The aim of this study was to investigate the relation between hospital volume and clinical surgical outcome for 10 cardiac, lung, and esophageal surgical procedures. The Committee for Scientific Affairs of the Japanese Association for Thoracic Surgery collected the pooled data on cardiac, lung, and esophageal surgical procedures between 2000 and 2004 from the annual reports. The relation between operative mortality (30-day or in-hospital mortality) and hospital volume was analyzed using a logistic regression model. The surgical procedures studied were surgery for acquired cardiac diseases [coronary artery bypass grafting (CABG), valve procedures, acute type A dissection surgery], total CABG (elective + emergency), elective CABG, emergency CABG, single-valve surgery, acute type A dissection surgery, open heart surgery for the newborn, open heart surgery for the infants, lung cancer surgery, and esophageal cancer surgery. The data used in this study were not risk-adjusted.

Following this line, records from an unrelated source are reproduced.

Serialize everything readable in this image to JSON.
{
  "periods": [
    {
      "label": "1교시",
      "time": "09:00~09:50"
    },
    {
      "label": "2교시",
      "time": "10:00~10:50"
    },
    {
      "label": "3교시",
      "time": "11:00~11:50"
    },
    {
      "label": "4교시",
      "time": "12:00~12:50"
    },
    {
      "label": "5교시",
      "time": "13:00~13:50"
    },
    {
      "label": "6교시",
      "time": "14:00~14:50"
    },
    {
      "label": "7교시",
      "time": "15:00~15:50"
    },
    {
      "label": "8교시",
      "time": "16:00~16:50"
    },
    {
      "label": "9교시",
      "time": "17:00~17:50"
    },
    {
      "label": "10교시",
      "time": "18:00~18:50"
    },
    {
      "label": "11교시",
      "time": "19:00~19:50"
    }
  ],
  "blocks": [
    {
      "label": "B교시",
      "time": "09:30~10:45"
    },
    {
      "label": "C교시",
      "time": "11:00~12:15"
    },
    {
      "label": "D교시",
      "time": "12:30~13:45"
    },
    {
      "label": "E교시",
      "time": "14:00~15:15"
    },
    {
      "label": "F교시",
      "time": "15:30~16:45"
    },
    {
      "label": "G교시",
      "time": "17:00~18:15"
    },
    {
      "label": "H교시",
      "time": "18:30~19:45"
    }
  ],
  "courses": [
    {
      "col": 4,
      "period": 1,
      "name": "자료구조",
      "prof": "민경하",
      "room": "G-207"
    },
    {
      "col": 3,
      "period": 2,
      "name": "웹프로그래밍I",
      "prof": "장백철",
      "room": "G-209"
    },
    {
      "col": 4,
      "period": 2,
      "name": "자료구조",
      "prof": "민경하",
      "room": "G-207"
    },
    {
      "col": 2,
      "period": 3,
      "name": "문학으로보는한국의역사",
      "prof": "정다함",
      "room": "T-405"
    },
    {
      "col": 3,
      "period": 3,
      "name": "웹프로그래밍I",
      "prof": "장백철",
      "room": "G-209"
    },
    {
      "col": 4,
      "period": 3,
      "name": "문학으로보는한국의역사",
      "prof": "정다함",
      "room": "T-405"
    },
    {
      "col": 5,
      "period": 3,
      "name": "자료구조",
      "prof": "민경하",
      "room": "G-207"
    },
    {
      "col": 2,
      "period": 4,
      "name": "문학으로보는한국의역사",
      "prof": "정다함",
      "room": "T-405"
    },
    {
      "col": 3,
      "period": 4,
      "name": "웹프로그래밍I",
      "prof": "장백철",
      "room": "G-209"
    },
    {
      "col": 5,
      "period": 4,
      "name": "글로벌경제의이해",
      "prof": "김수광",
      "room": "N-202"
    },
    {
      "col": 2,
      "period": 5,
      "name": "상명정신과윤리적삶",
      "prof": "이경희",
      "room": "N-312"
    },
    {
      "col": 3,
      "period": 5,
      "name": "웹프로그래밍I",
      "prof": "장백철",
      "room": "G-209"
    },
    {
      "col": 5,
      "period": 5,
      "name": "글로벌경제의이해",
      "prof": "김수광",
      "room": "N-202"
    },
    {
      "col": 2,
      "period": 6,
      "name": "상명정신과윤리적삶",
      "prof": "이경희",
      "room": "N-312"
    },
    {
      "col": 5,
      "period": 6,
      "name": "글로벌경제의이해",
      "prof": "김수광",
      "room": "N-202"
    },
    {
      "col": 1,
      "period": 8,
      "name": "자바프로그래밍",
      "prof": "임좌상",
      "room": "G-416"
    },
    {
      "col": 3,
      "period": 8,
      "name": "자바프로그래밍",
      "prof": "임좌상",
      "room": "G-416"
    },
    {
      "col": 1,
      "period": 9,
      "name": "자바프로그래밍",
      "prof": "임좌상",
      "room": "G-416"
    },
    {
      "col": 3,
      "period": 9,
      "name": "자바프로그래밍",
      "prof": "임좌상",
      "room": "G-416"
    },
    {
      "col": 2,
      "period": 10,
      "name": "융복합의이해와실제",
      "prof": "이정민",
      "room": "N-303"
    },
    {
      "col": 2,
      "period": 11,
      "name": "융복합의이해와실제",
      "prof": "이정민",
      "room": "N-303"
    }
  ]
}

The data on the relation between hospital volume and operative mortality generally tended to show an inverse correlation for all 10 cardiac, lung, and esophageal surgical procedures; that is, the higher was the volume the lower was the mortality. However, wide variations in operative mortality were noted among the very-low-volume hospital groups. An inverse correlation was noted between hospital volume and operative mortality in the present study, although wide variations in clinical outcome were noted among the very low-volume hospitals. Further analysis is warranted using risk-adjusted data.